In most cases, you will be installing a variety of fixtures on the same site. They should be compatible from both appearance and power consumption standpoints. An assortment of well-chosen fixtures is more effective than a large number of one or two types of fixtures.
Make a list of priorities for the installation, and match the fixtures to these priorities. Go through catalogs and contact a distributor who specializes in low-voltage lighting fixtures. Evaluate the fixtures you will recommend before you present the customer with your plan. Show the customer sample fixtures and photographs of the lighting effect from the them at night.
Generally, a fixture will be able to operate a range of lamps, depending upon the capacity of the system, the intensity of light desired, and the type of lamp used. Low-voltage systems use incandescent and halogen lamps. Both of these types of lamps generate large amounts of heat. Keep this in mind when locating fixtures. Avoid placing them in areas where leaf debris collects or near sensitive plants. There is a difference in the appearance of plants when they are illuminated with incandescent lamps or halogen lamps. It depends upon the effect sought by you and your customer.

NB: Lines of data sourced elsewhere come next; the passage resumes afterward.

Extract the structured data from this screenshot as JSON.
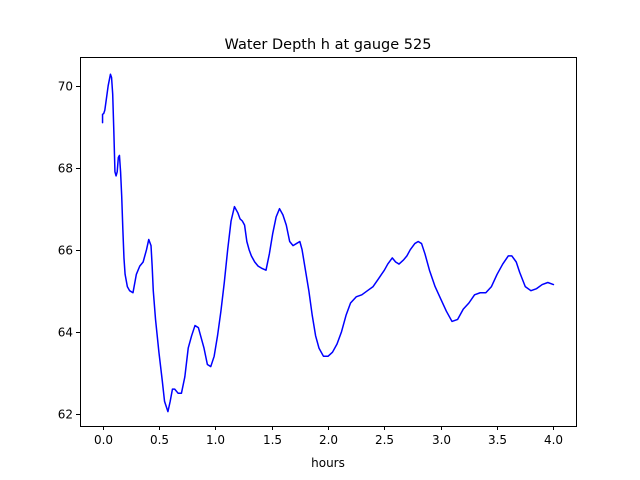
{
  "chart_data": {
    "type": "line",
    "title": "Water Depth h at gauge 525",
    "xlabel": "hours",
    "ylabel": "",
    "xlim": [
      -0.2,
      4.2
    ],
    "ylim": [
      61.7,
      70.7
    ],
    "xticks": [
      0.0,
      0.5,
      1.0,
      1.5,
      2.0,
      2.5,
      3.0,
      3.5,
      4.0
    ],
    "xtick_labels": [
      "0.0",
      "0.5",
      "1.0",
      "1.5",
      "2.0",
      "2.5",
      "3.0",
      "3.5",
      "4.0"
    ],
    "yticks": [
      62,
      64,
      66,
      68,
      70
    ],
    "ytick_labels": [
      "62",
      "64",
      "66",
      "68",
      "70"
    ],
    "grid": false,
    "line_color": "#0000ff",
    "series": [
      {
        "x": [
          0.0,
          0.0,
          0.01,
          0.02,
          0.03,
          0.05,
          0.07,
          0.08,
          0.09,
          0.1,
          0.11,
          0.12,
          0.13,
          0.14,
          0.15,
          0.16,
          0.17,
          0.18,
          0.19,
          0.2,
          0.22,
          0.24,
          0.27,
          0.3,
          0.33,
          0.36,
          0.39,
          0.41,
          0.43,
          0.44,
          0.45,
          0.47,
          0.5,
          0.53,
          0.55,
          0.58,
          0.6,
          0.62,
          0.64,
          0.67,
          0.7,
          0.73,
          0.76,
          0.79,
          0.82,
          0.85,
          0.87,
          0.9,
          0.93,
          0.96,
          0.99,
          1.02,
          1.05,
          1.08,
          1.11,
          1.14,
          1.17,
          1.2,
          1.22,
          1.24,
          1.26,
          1.28,
          1.3,
          1.32,
          1.35,
          1.38,
          1.41,
          1.45,
          1.48,
          1.51,
          1.54,
          1.57,
          1.6,
          1.63,
          1.66,
          1.69,
          1.72,
          1.75,
          1.77,
          1.8,
          1.83,
          1.86,
          1.89,
          1.92,
          1.96,
          2.0,
          2.04,
          2.08,
          2.12,
          2.16,
          2.2,
          2.25,
          2.3,
          2.35,
          2.4,
          2.45,
          2.5,
          2.53,
          2.57,
          2.6,
          2.63,
          2.67,
          2.7,
          2.73,
          2.77,
          2.8,
          2.83,
          2.86,
          2.9,
          2.95,
          3.0,
          3.05,
          3.1,
          3.15,
          3.2,
          3.25,
          3.3,
          3.35,
          3.4,
          3.45,
          3.5,
          3.55,
          3.6,
          3.63,
          3.67,
          3.7,
          3.75,
          3.8,
          3.85,
          3.9,
          3.95,
          4.0
        ],
        "values": [
          69.1,
          69.3,
          69.32,
          69.4,
          69.6,
          70.0,
          70.28,
          70.2,
          69.8,
          68.9,
          67.9,
          67.8,
          67.9,
          68.25,
          68.3,
          67.9,
          67.3,
          66.5,
          65.8,
          65.4,
          65.1,
          65.0,
          64.95,
          65.4,
          65.6,
          65.7,
          66.0,
          66.25,
          66.1,
          65.6,
          65.0,
          64.3,
          63.5,
          62.8,
          62.3,
          62.05,
          62.3,
          62.6,
          62.6,
          62.5,
          62.5,
          62.9,
          63.6,
          63.9,
          64.15,
          64.1,
          63.9,
          63.6,
          63.2,
          63.15,
          63.4,
          63.9,
          64.5,
          65.2,
          66.0,
          66.7,
          67.05,
          66.9,
          66.75,
          66.7,
          66.6,
          66.2,
          66.0,
          65.85,
          65.7,
          65.6,
          65.55,
          65.5,
          65.9,
          66.4,
          66.8,
          67.0,
          66.85,
          66.6,
          66.2,
          66.1,
          66.15,
          66.2,
          66.0,
          65.5,
          65.0,
          64.4,
          63.9,
          63.6,
          63.4,
          63.4,
          63.5,
          63.7,
          64.0,
          64.4,
          64.7,
          64.85,
          64.9,
          65.0,
          65.1,
          65.3,
          65.5,
          65.65,
          65.8,
          65.7,
          65.65,
          65.75,
          65.85,
          66.0,
          66.15,
          66.2,
          66.15,
          65.9,
          65.5,
          65.1,
          64.8,
          64.5,
          64.25,
          64.3,
          64.55,
          64.7,
          64.9,
          64.95,
          64.95,
          65.1,
          65.4,
          65.65,
          65.85,
          65.85,
          65.7,
          65.45,
          65.1,
          65.0,
          65.05,
          65.15,
          65.2,
          65.15
        ]
      }
    ]
  }
}
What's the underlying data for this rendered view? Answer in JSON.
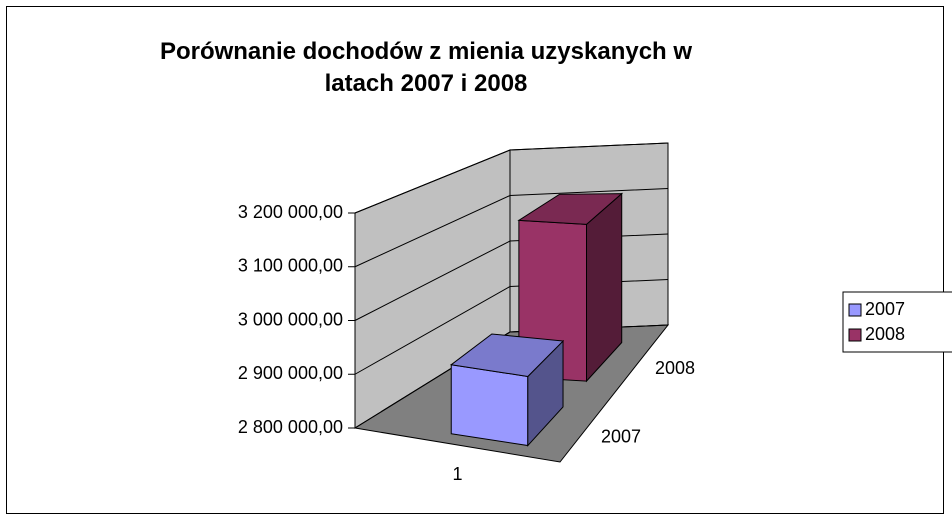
{
  "chart_data": {
    "type": "bar3d",
    "title": "Porównanie dochodów z mienia uzyskanych w latach 2007 i 2008",
    "categories": [
      "1"
    ],
    "series": [
      {
        "name": "2007",
        "color": "#9999ff",
        "values": [
          2930000
        ]
      },
      {
        "name": "2008",
        "color": "#993366",
        "values": [
          3120000
        ]
      }
    ],
    "ylim": [
      2800000,
      3200000
    ],
    "yticks": [
      {
        "value": 2800000,
        "label": "2 800 000,00"
      },
      {
        "value": 2900000,
        "label": "2 900 000,00"
      },
      {
        "value": 3000000,
        "label": "3 000 000,00"
      },
      {
        "value": 3100000,
        "label": "3 100 000,00"
      },
      {
        "value": 3200000,
        "label": "3 200 000,00"
      }
    ],
    "grid": true,
    "legend": "right"
  }
}
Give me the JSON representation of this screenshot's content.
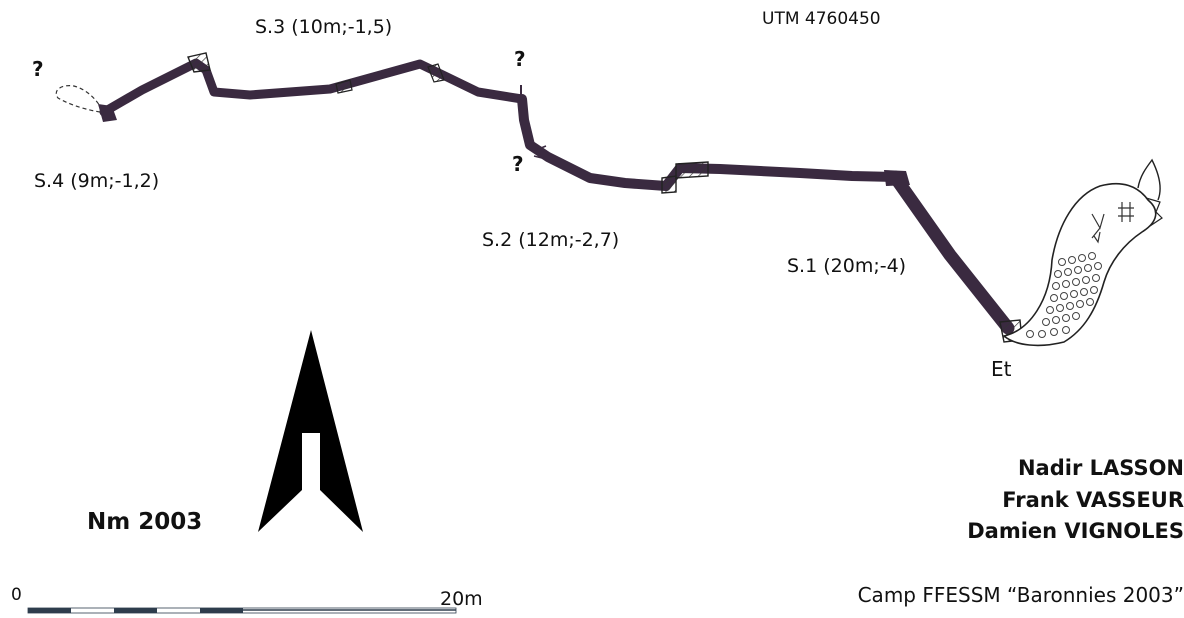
{
  "utm": "UTM 4760450",
  "sumps": [
    {
      "label": "S.1 (20m;-4)"
    },
    {
      "label": "S.2 (12m;-2,7)"
    },
    {
      "label": "S.3 (10m;-1,5)"
    },
    {
      "label": "S.4 (9m;-1,2)"
    }
  ],
  "unknown_marker": "?",
  "entrance_label": "Et",
  "north_label": "Nm 2003",
  "scale": {
    "start": "0",
    "end": "20m"
  },
  "authors": [
    "Nadir LASSON",
    "Frank VASSEUR",
    "Damien VIGNOLES"
  ],
  "camp": "Camp FFESSM “Baronnies 2003”",
  "colors": {
    "passage": "#3a2a40",
    "outline": "#222222",
    "scale_dark": "#2e3d4d"
  }
}
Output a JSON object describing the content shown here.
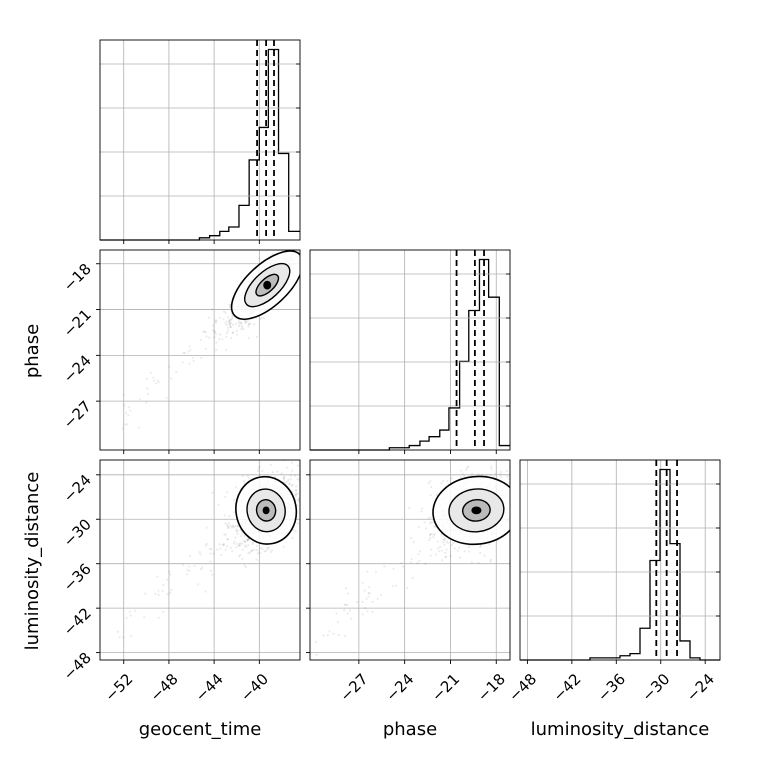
{
  "chart_data": {
    "type": "corner",
    "parameters": [
      "geocent_time",
      "phase",
      "luminosity_distance"
    ],
    "axis_ranges": {
      "geocent_time": [
        -54.1,
        -36.4
      ],
      "phase": [
        -30.2,
        -17.1
      ],
      "luminosity_distance": [
        -49.0,
        -22.0
      ]
    },
    "ticks": {
      "geocent_time": [
        "-52",
        "-48",
        "-44",
        "-40"
      ],
      "phase": [
        "-27",
        "-24",
        "-21",
        "-18"
      ],
      "luminosity_distance": [
        "-48",
        "-42",
        "-36",
        "-30",
        "-24"
      ]
    },
    "quantile_lines": {
      "geocent_time": [
        -40.2,
        -39.4,
        -38.7
      ],
      "phase": [
        -20.6,
        -19.4,
        -18.8
      ],
      "luminosity_distance": [
        -30.6,
        -29.2,
        -27.8
      ]
    },
    "histograms": {
      "geocent_time": {
        "bin_edges": [
          -54.1,
          -53.2,
          -52.3,
          -51.5,
          -50.6,
          -49.7,
          -48.8,
          -47.9,
          -47.1,
          -46.2,
          -45.3,
          -44.4,
          -43.5,
          -42.7,
          -41.8,
          -40.9,
          -40.0,
          -39.2,
          -38.3,
          -37.4,
          -36.4
        ],
        "counts": [
          0,
          0,
          0,
          0,
          0,
          0,
          0,
          0,
          0,
          0,
          1,
          2,
          4,
          6,
          16,
          37,
          52,
          88,
          40,
          4
        ]
      },
      "phase": {
        "bin_edges": [
          -30.2,
          -29.5,
          -28.9,
          -28.2,
          -27.6,
          -26.9,
          -26.3,
          -25.6,
          -25.0,
          -24.3,
          -23.7,
          -23.0,
          -22.4,
          -21.7,
          -21.1,
          -20.4,
          -19.8,
          -19.1,
          -18.5,
          -17.8,
          -17.1
        ],
        "counts": [
          0,
          0,
          0,
          0,
          0,
          0,
          0,
          0,
          1,
          1,
          2,
          4,
          6,
          9,
          19,
          40,
          63,
          86,
          69,
          2
        ]
      },
      "luminosity_distance": {
        "bin_edges": [
          -49.0,
          -47.65,
          -46.3,
          -44.95,
          -43.6,
          -42.25,
          -40.9,
          -39.55,
          -38.2,
          -36.85,
          -35.5,
          -34.15,
          -32.8,
          -31.45,
          -30.1,
          -28.75,
          -27.4,
          -26.05,
          -24.7,
          -23.35,
          -22.0
        ],
        "counts": [
          0,
          0,
          0,
          0,
          0,
          0,
          0,
          1,
          1,
          1,
          2,
          3,
          15,
          47,
          90,
          55,
          9,
          1,
          0,
          0
        ]
      }
    },
    "contours_2d": [
      {
        "x": "geocent_time",
        "y": "phase",
        "peak": [
          -39.3,
          -19.4
        ],
        "spread": [
          1.6,
          1.3
        ],
        "correlation": 0.85
      },
      {
        "x": "geocent_time",
        "y": "luminosity_distance",
        "peak": [
          -39.4,
          -28.8
        ],
        "spread": [
          1.4,
          2.4
        ],
        "correlation": 0.3
      },
      {
        "x": "phase",
        "y": "luminosity_distance",
        "peak": [
          -19.3,
          -28.8
        ],
        "spread": [
          1.5,
          2.4
        ],
        "correlation": 0.25
      }
    ],
    "xlabels": [
      "geocent_time",
      "phase",
      "luminosity_distance"
    ],
    "ylabels": [
      "phase",
      "luminosity_distance"
    ],
    "grid": true
  }
}
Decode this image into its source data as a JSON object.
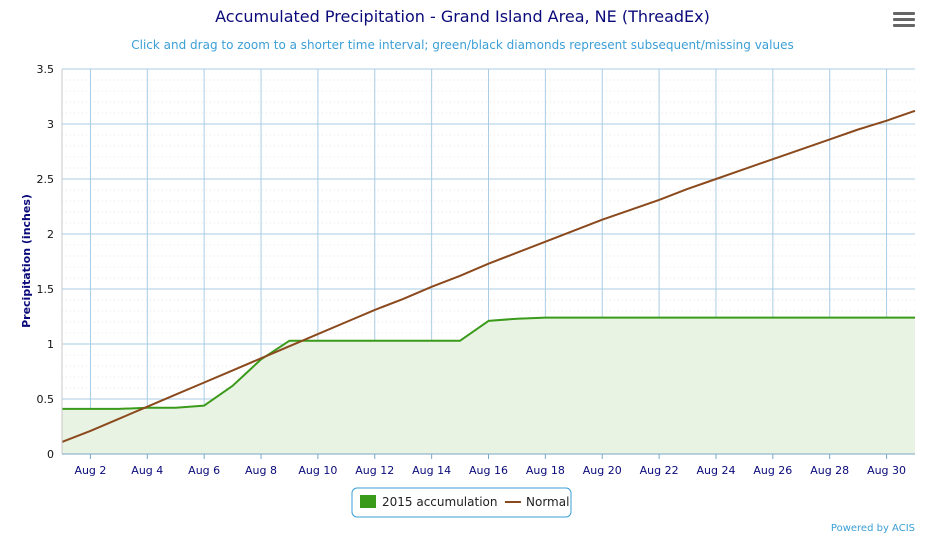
{
  "menu": {
    "icon": "hamburger-menu-icon"
  },
  "credit": "Powered by ACIS",
  "chart_data": {
    "type": "line",
    "title": "Accumulated Precipitation - Grand Island Area, NE (ThreadEx)",
    "subtitle": "Click and drag to zoom to a shorter time interval; green/black diamonds represent subsequent/missing values",
    "ylabel": "Precipitation (inches)",
    "xlabel": "",
    "ylim": [
      0,
      3.5
    ],
    "yticks": [
      "0",
      "0.5",
      "1",
      "1.5",
      "2",
      "2.5",
      "3",
      "3.5"
    ],
    "xlim": [
      1,
      31
    ],
    "xticks": [
      "Aug 2",
      "Aug 4",
      "Aug 6",
      "Aug 8",
      "Aug 10",
      "Aug 12",
      "Aug 14",
      "Aug 16",
      "Aug 18",
      "Aug 20",
      "Aug 22",
      "Aug 24",
      "Aug 26",
      "Aug 28",
      "Aug 30"
    ],
    "xtick_days": [
      2,
      4,
      6,
      8,
      10,
      12,
      14,
      16,
      18,
      20,
      22,
      24,
      26,
      28,
      30
    ],
    "grid": true,
    "legend_position": "bottom-center",
    "series": [
      {
        "name": "2015 accumulation",
        "color": "#3a9a1a",
        "fill": "#e9f3e3",
        "area": true,
        "x": [
          1,
          2,
          3,
          4,
          5,
          6,
          7,
          8,
          9,
          10,
          11,
          12,
          13,
          14,
          15,
          16,
          17,
          18,
          19,
          20,
          21,
          22,
          23,
          24,
          25,
          26,
          27,
          28,
          29,
          30,
          31
        ],
        "values": [
          0.41,
          0.41,
          0.41,
          0.42,
          0.42,
          0.44,
          0.62,
          0.86,
          1.03,
          1.03,
          1.03,
          1.03,
          1.03,
          1.03,
          1.03,
          1.21,
          1.23,
          1.24,
          1.24,
          1.24,
          1.24,
          1.24,
          1.24,
          1.24,
          1.24,
          1.24,
          1.24,
          1.24,
          1.24,
          1.24,
          1.24
        ]
      },
      {
        "name": "Normal",
        "color": "#8b4a1e",
        "area": false,
        "x": [
          1,
          2,
          3,
          4,
          5,
          6,
          7,
          8,
          9,
          10,
          11,
          12,
          13,
          14,
          15,
          16,
          17,
          18,
          19,
          20,
          21,
          22,
          23,
          24,
          25,
          26,
          27,
          28,
          29,
          30,
          31
        ],
        "values": [
          0.11,
          0.21,
          0.32,
          0.43,
          0.54,
          0.65,
          0.76,
          0.87,
          0.98,
          1.09,
          1.2,
          1.31,
          1.41,
          1.52,
          1.62,
          1.73,
          1.83,
          1.93,
          2.03,
          2.13,
          2.22,
          2.31,
          2.41,
          2.5,
          2.59,
          2.68,
          2.77,
          2.86,
          2.95,
          3.03,
          3.12
        ]
      }
    ]
  }
}
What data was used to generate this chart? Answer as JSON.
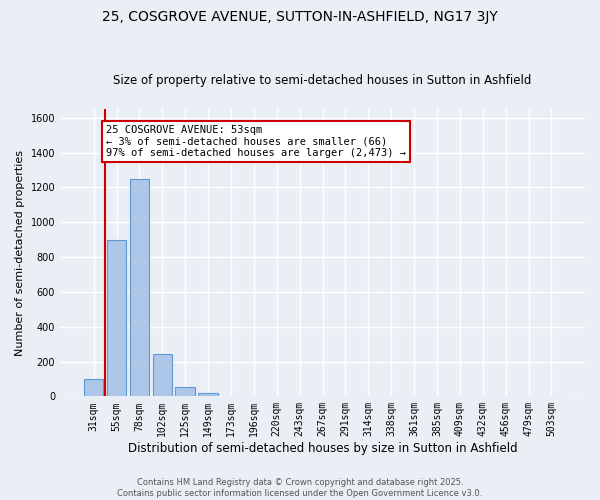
{
  "title": "25, COSGROVE AVENUE, SUTTON-IN-ASHFIELD, NG17 3JY",
  "subtitle": "Size of property relative to semi-detached houses in Sutton in Ashfield",
  "xlabel": "Distribution of semi-detached houses by size in Sutton in Ashfield",
  "ylabel": "Number of semi-detached properties",
  "footer": "Contains HM Land Registry data © Crown copyright and database right 2025.\nContains public sector information licensed under the Open Government Licence v3.0.",
  "categories": [
    "31sqm",
    "55sqm",
    "78sqm",
    "102sqm",
    "125sqm",
    "149sqm",
    "173sqm",
    "196sqm",
    "220sqm",
    "243sqm",
    "267sqm",
    "291sqm",
    "314sqm",
    "338sqm",
    "361sqm",
    "385sqm",
    "409sqm",
    "432sqm",
    "456sqm",
    "479sqm",
    "503sqm"
  ],
  "values": [
    100,
    900,
    1250,
    245,
    55,
    20,
    0,
    0,
    0,
    0,
    0,
    0,
    0,
    0,
    0,
    0,
    0,
    0,
    0,
    0,
    0
  ],
  "bar_color": "#aec6e8",
  "bar_edge_color": "#5b9bd5",
  "annotation_text": "25 COSGROVE AVENUE: 53sqm\n← 3% of semi-detached houses are smaller (66)\n97% of semi-detached houses are larger (2,473) →",
  "annotation_box_color": "#ffffff",
  "annotation_box_edge_color": "#cc0000",
  "vline_color": "#cc0000",
  "ylim": [
    0,
    1650
  ],
  "yticks": [
    0,
    200,
    400,
    600,
    800,
    1000,
    1200,
    1400,
    1600
  ],
  "bg_color": "#eaeef5",
  "plot_bg_color": "#eaeef5",
  "grid_color": "#ffffff",
  "title_fontsize": 10,
  "subtitle_fontsize": 8.5,
  "xlabel_fontsize": 8.5,
  "ylabel_fontsize": 8,
  "tick_fontsize": 7,
  "footer_fontsize": 6,
  "annotation_fontsize": 7.5
}
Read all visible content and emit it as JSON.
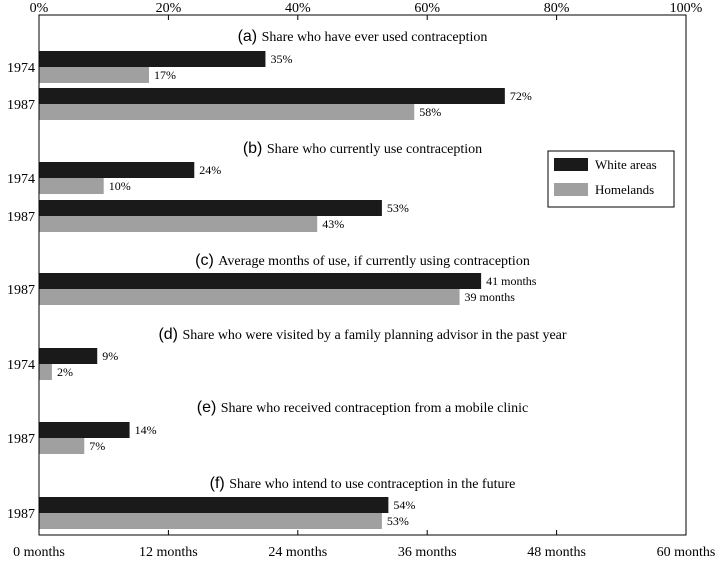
{
  "chart_data": {
    "type": "bar",
    "orientation": "horizontal",
    "top_axis": {
      "ticks": [
        "0%",
        "20%",
        "40%",
        "60%",
        "80%",
        "100%"
      ],
      "range": [
        0,
        100
      ]
    },
    "bottom_axis": {
      "ticks": [
        "0 months",
        "12 months",
        "24 months",
        "36 months",
        "48 months",
        "60 months"
      ],
      "range": [
        0,
        60
      ]
    },
    "legend": {
      "position": "right",
      "entries": [
        {
          "label": "White areas",
          "color": "#1a1a1a"
        },
        {
          "label": "Homelands",
          "color": "#a0a0a0"
        }
      ]
    },
    "panels": [
      {
        "letter": "(a)",
        "title": "Share who have ever used contraception",
        "unit": "percent",
        "groups": [
          {
            "year": "1974",
            "values": [
              35,
              17
            ],
            "labels": [
              "35%",
              "17%"
            ]
          },
          {
            "year": "1987",
            "values": [
              72,
              58
            ],
            "labels": [
              "72%",
              "58%"
            ]
          }
        ]
      },
      {
        "letter": "(b)",
        "title": "Share who currently use contraception",
        "unit": "percent",
        "groups": [
          {
            "year": "1974",
            "values": [
              24,
              10
            ],
            "labels": [
              "24%",
              "10%"
            ]
          },
          {
            "year": "1987",
            "values": [
              53,
              43
            ],
            "labels": [
              "53%",
              "43%"
            ]
          }
        ]
      },
      {
        "letter": "(c)",
        "title": "Average months of use, if currently using contraception",
        "unit": "months",
        "groups": [
          {
            "year": "1987",
            "values": [
              41,
              39
            ],
            "labels": [
              "41 months",
              "39 months"
            ]
          }
        ]
      },
      {
        "letter": "(d)",
        "title": "Share who were visited by a family planning advisor in the past year",
        "unit": "percent",
        "groups": [
          {
            "year": "1974",
            "values": [
              9,
              2
            ],
            "labels": [
              "9%",
              "2%"
            ]
          }
        ]
      },
      {
        "letter": "(e)",
        "title": "Share who received contraception from a mobile clinic",
        "unit": "percent",
        "groups": [
          {
            "year": "1987",
            "values": [
              14,
              7
            ],
            "labels": [
              "14%",
              "7%"
            ]
          }
        ]
      },
      {
        "letter": "(f)",
        "title": "Share who intend to use contraception in the future",
        "unit": "percent",
        "groups": [
          {
            "year": "1987",
            "values": [
              54,
              53
            ],
            "labels": [
              "54%",
              "53%"
            ]
          }
        ]
      }
    ]
  }
}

Lamp life varies considerably based on conditions and power supply. When operated at the manufacturer's rated wattage, bulbs should last 1,000 hours or more. Lamp life is shortened when wattage is above the rated level. Halogen lamps can last longer than incandescent under ideal conditions.
An annual spring lighting system checkup is recommended. Wait for the plants to leaf out so you can evaluate whether adjustments in direction and location are needed. If you maintain the system, consider changing out all similar lamps after one or two have burned out. You don?t want to run to the job every time a lamp burns out. Information on how long the lamps burn each night is helpful in planning replacement.
Use the maintenance call to promote system expansion, controller upgrades (like light sensors), and highlighting a few dramatic landscape features. Leave behind a brochure that shows model night landscapes, extras like step lights and moonlighting, and related landscape elements, such as water features and outdoor furniture. It's all part of landscaping. Night lighting can be a profitable added income stream.